Splits are postulated to be a division of distributions—a feature in the human mind. Distributions are defined as the way some sets of signals get the outputs of other sets of signals. Distribution happens in attention [a feature] and in awareness [another feature, but less than attention]. For example, a word may result in the memory of an event, the sight of something may result in an emotion of fear, or the sound of something may result in an appetitive feeling. Also, experiences with side effects—or not, can also be described as distributions since electrical and chemical signals are involved in modulations of internal senses.

Some other features of mind, including intentionality, may be responsible for distributions as well. When intent does not [a non-intent feature], arrays do.

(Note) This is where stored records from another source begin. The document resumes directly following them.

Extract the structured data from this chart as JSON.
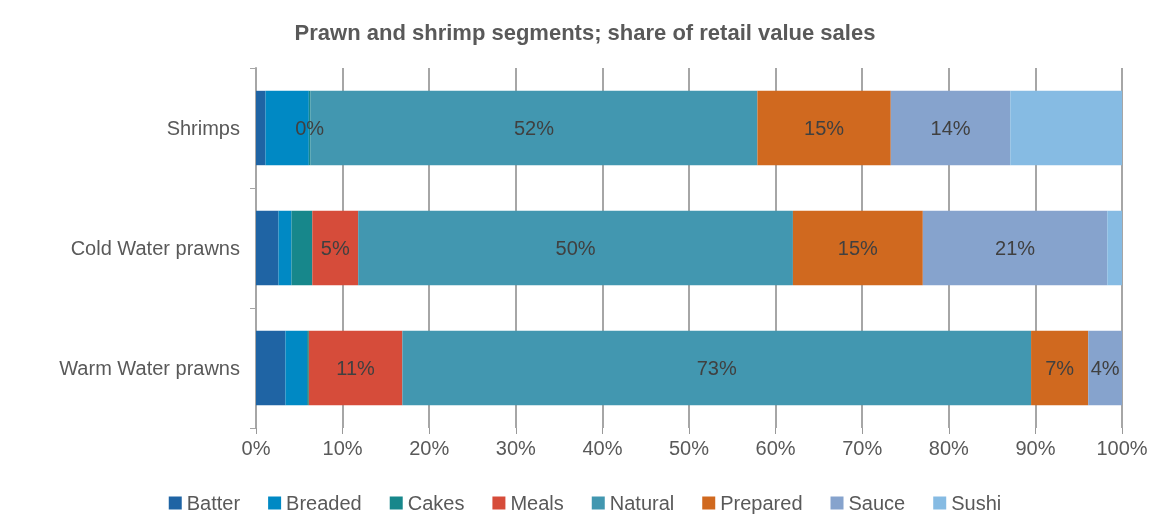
{
  "chart_data": {
    "type": "bar",
    "orientation": "horizontal",
    "stacked": true,
    "title": "Prawn and shrimp segments; share of retail value sales",
    "categories": [
      "Shrimps",
      "Cold Water prawns",
      "Warm Water prawns"
    ],
    "series": [
      {
        "name": "Batter",
        "color": "#1f64a4",
        "values": [
          1.1,
          2.6,
          3.4
        ],
        "value_labels": [
          null,
          null,
          null
        ]
      },
      {
        "name": "Breaded",
        "color": "#0089c4",
        "values": [
          5.0,
          1.5,
          2.5
        ],
        "value_labels": [
          null,
          null,
          null
        ]
      },
      {
        "name": "Cakes",
        "color": "#17878b",
        "values": [
          0.2,
          2.4,
          0.2
        ],
        "value_labels": [
          "0%",
          null,
          null
        ]
      },
      {
        "name": "Meals",
        "color": "#d64c3a",
        "values": [
          0,
          5.3,
          10.8
        ],
        "value_labels": [
          null,
          "5%",
          "11%"
        ]
      },
      {
        "name": "Natural",
        "color": "#4297b0",
        "values": [
          51.6,
          50.2,
          72.6
        ],
        "value_labels": [
          "52%",
          "50%",
          "73%"
        ]
      },
      {
        "name": "Prepared",
        "color": "#d0691f",
        "values": [
          15.4,
          15.0,
          6.6
        ],
        "value_labels": [
          "15%",
          "15%",
          "7%"
        ]
      },
      {
        "name": "Sauce",
        "color": "#86a3cd",
        "values": [
          13.8,
          21.3,
          3.9
        ],
        "value_labels": [
          "14%",
          "21%",
          "4%"
        ]
      },
      {
        "name": "Sushi",
        "color": "#86bbe3",
        "values": [
          12.9,
          1.7,
          0
        ],
        "value_labels": [
          null,
          null,
          null
        ]
      }
    ],
    "xlim": [
      0,
      100
    ],
    "xticks": [
      {
        "value": 0,
        "label": "0%"
      },
      {
        "value": 10,
        "label": "10%"
      },
      {
        "value": 20,
        "label": "20%"
      },
      {
        "value": 30,
        "label": "30%"
      },
      {
        "value": 40,
        "label": "40%"
      },
      {
        "value": 50,
        "label": "50%"
      },
      {
        "value": 60,
        "label": "60%"
      },
      {
        "value": 70,
        "label": "70%"
      },
      {
        "value": 80,
        "label": "80%"
      },
      {
        "value": 90,
        "label": "90%"
      },
      {
        "value": 100,
        "label": "100%"
      }
    ],
    "grid": "x",
    "legend": "bottom"
  }
}
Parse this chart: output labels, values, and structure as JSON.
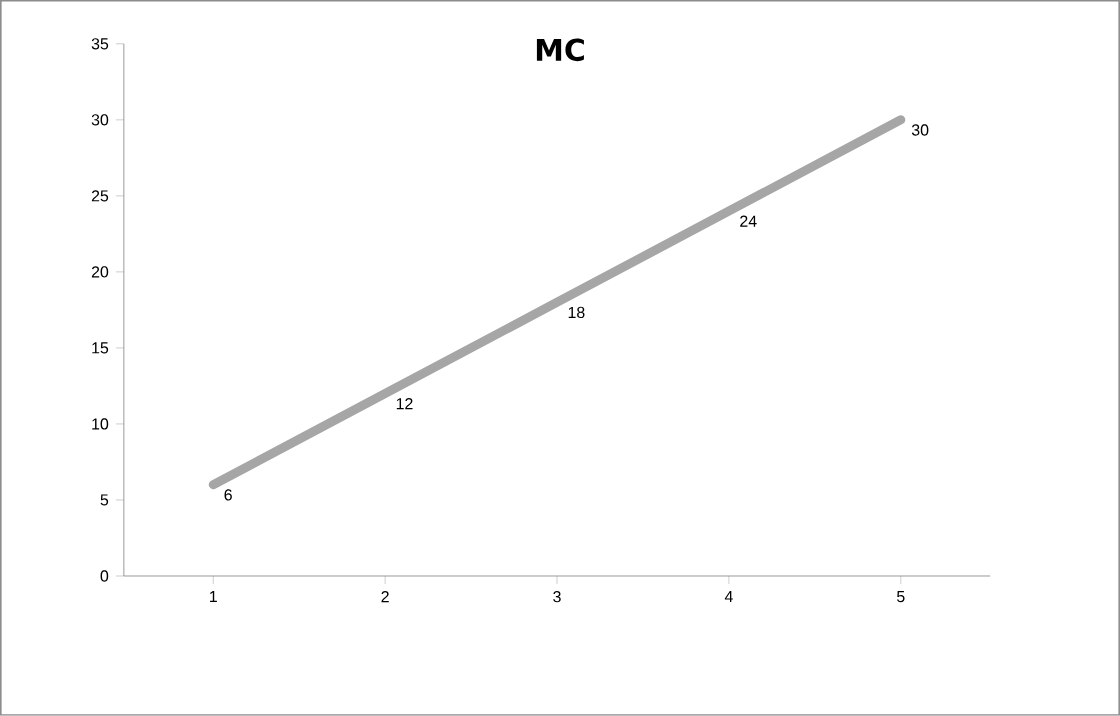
{
  "chart_data": {
    "type": "line",
    "title": "MC",
    "categories": [
      "1",
      "2",
      "3",
      "4",
      "5"
    ],
    "series": [
      {
        "color": "#a6a6a6",
        "values": [
          6,
          12,
          18,
          24,
          30
        ]
      }
    ],
    "ylim": [
      0,
      35
    ],
    "yticks": [
      0,
      5,
      10,
      15,
      20,
      25,
      30,
      35
    ],
    "data_labels": true,
    "grid": false,
    "marker": "none",
    "line_style": "solid"
  }
}
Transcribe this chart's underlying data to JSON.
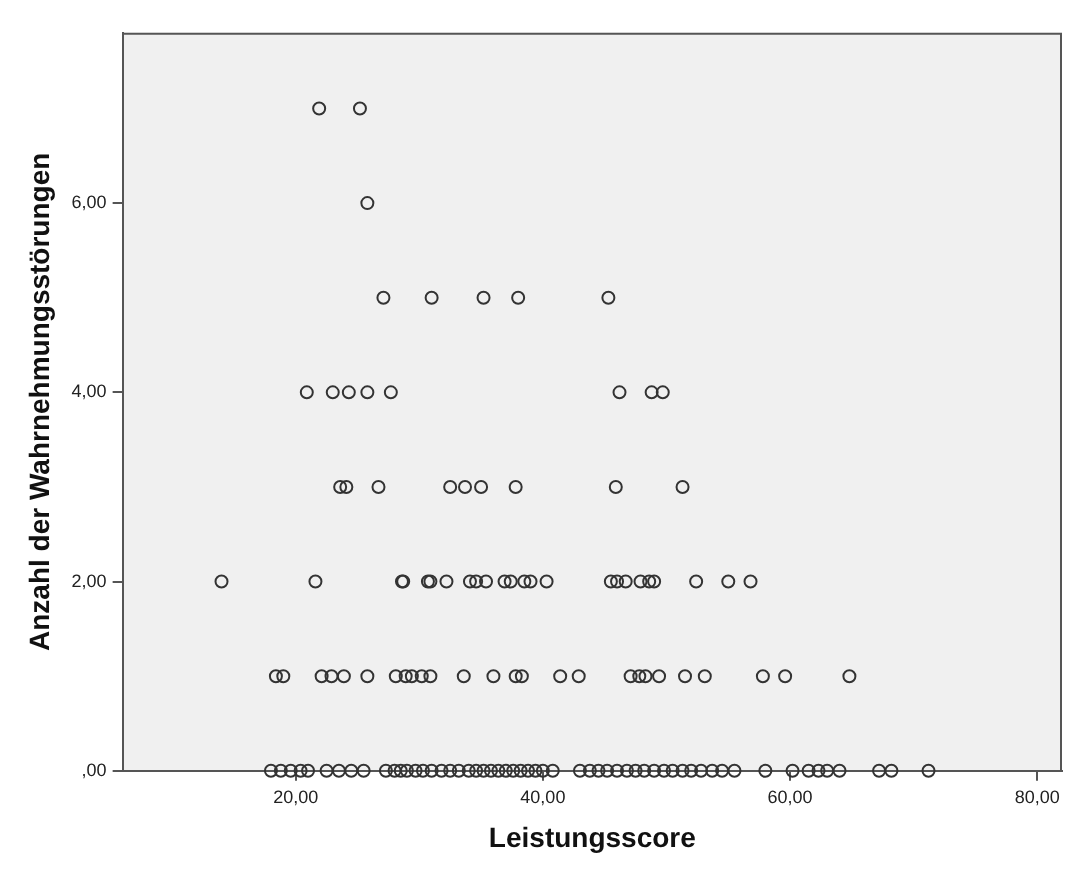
{
  "chart_data": {
    "type": "scatter",
    "xlabel": "Leistungsscore",
    "ylabel": "Anzahl der Wahrnehmungsstörungen",
    "x": [
      21.9,
      25.2,
      25.8,
      27.1,
      31.0,
      35.2,
      38.0,
      45.3,
      20.9,
      23.0,
      24.3,
      25.8,
      27.7,
      46.2,
      48.8,
      49.7,
      23.6,
      24.1,
      26.7,
      32.5,
      33.7,
      35.0,
      37.8,
      45.9,
      51.3,
      14.0,
      21.6,
      28.6,
      28.7,
      30.7,
      30.9,
      32.2,
      34.1,
      34.6,
      35.4,
      36.9,
      37.4,
      38.5,
      39.0,
      40.3,
      45.5,
      46.0,
      46.7,
      47.9,
      48.6,
      49.0,
      52.4,
      55.0,
      56.8,
      18.4,
      19.0,
      22.1,
      22.9,
      23.9,
      25.8,
      28.1,
      28.9,
      29.4,
      30.2,
      30.9,
      33.6,
      36.0,
      37.8,
      38.3,
      41.4,
      42.9,
      47.1,
      47.8,
      48.3,
      49.4,
      51.5,
      53.1,
      57.8,
      59.6,
      64.8,
      18.0,
      18.8,
      19.6,
      20.4,
      21.0,
      22.5,
      23.5,
      24.5,
      25.5,
      27.3,
      28.0,
      28.5,
      29.0,
      29.7,
      30.3,
      31.0,
      31.8,
      32.5,
      33.2,
      34.0,
      34.6,
      35.2,
      35.8,
      36.4,
      37.0,
      37.6,
      38.2,
      38.8,
      39.4,
      40.0,
      40.8,
      43.0,
      43.8,
      44.5,
      45.2,
      46.0,
      46.8,
      47.5,
      48.2,
      49.0,
      49.8,
      50.5,
      51.3,
      52.0,
      52.8,
      53.7,
      54.5,
      55.5,
      58.0,
      60.2,
      61.5,
      62.3,
      63.0,
      64.0,
      67.2,
      68.2,
      71.2
    ],
    "values": [
      7,
      7,
      6,
      5,
      5,
      5,
      5,
      5,
      4,
      4,
      4,
      4,
      4,
      4,
      4,
      4,
      3,
      3,
      3,
      3,
      3,
      3,
      3,
      3,
      3,
      2,
      2,
      2,
      2,
      2,
      2,
      2,
      2,
      2,
      2,
      2,
      2,
      2,
      2,
      2,
      2,
      2,
      2,
      2,
      2,
      2,
      2,
      2,
      2,
      1,
      1,
      1,
      1,
      1,
      1,
      1,
      1,
      1,
      1,
      1,
      1,
      1,
      1,
      1,
      1,
      1,
      1,
      1,
      1,
      1,
      1,
      1,
      1,
      1,
      1,
      0,
      0,
      0,
      0,
      0,
      0,
      0,
      0,
      0,
      0,
      0,
      0,
      0,
      0,
      0,
      0,
      0,
      0,
      0,
      0,
      0,
      0,
      0,
      0,
      0,
      0,
      0,
      0,
      0,
      0,
      0,
      0,
      0,
      0,
      0,
      0,
      0,
      0,
      0,
      0,
      0,
      0,
      0,
      0,
      0,
      0,
      0,
      0,
      0,
      0,
      0,
      0,
      0,
      0,
      0,
      0,
      0
    ],
    "color": "#333333",
    "marker": "circle",
    "grid": false,
    "legend": false,
    "xlim": [
      6,
      82
    ],
    "ylim": [
      0,
      7.8
    ],
    "xticks": [
      {
        "value": 20,
        "label": "20,00"
      },
      {
        "value": 40,
        "label": "40,00"
      },
      {
        "value": 60,
        "label": "60,00"
      },
      {
        "value": 80,
        "label": "80,00"
      }
    ],
    "yticks": [
      {
        "value": 0,
        "label": ",00"
      },
      {
        "value": 2,
        "label": "2,00"
      },
      {
        "value": 4,
        "label": "4,00"
      },
      {
        "value": 6,
        "label": "6,00"
      }
    ]
  }
}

However, destinations of distributions are not always constant—they may vary, sometimes widely.


There is a new paper in Biological Psychiatry: Cognitive Neuroscience and NeuroimagingDynamic Functional Hyperconnectivity After Psilocybin Intake Is Primarily Associated With Oceanic Boundlessness, where the authors "investigated the relationship between neurobiological and experiential patterns after psilocybin by focusing on the link between dynamic cerebral connectivity and retrospective questionnaire assessment."


How does the human mind work for distributions that correlate with hyperconnectivity? How do psychedelics have an effect? What is the relationship between predictions in placebos and how psychedelics work? How can hallucinations in psychedelics be explained in comparison to those in large language models? Can AI shape future clinical trials for psychedelics?

Exploring the postulate of the human mind in the action potentials neurotransmitters theory of consciousness​, ​with examples and detailed animations, could work in explaining to participants and researchers that while there are expectations of side effects, features of the human mind ultimately decide experiences. So, it may not proportionately apply that the absence of side effects indicates that the participant is under placebo, open-label, or otherwise.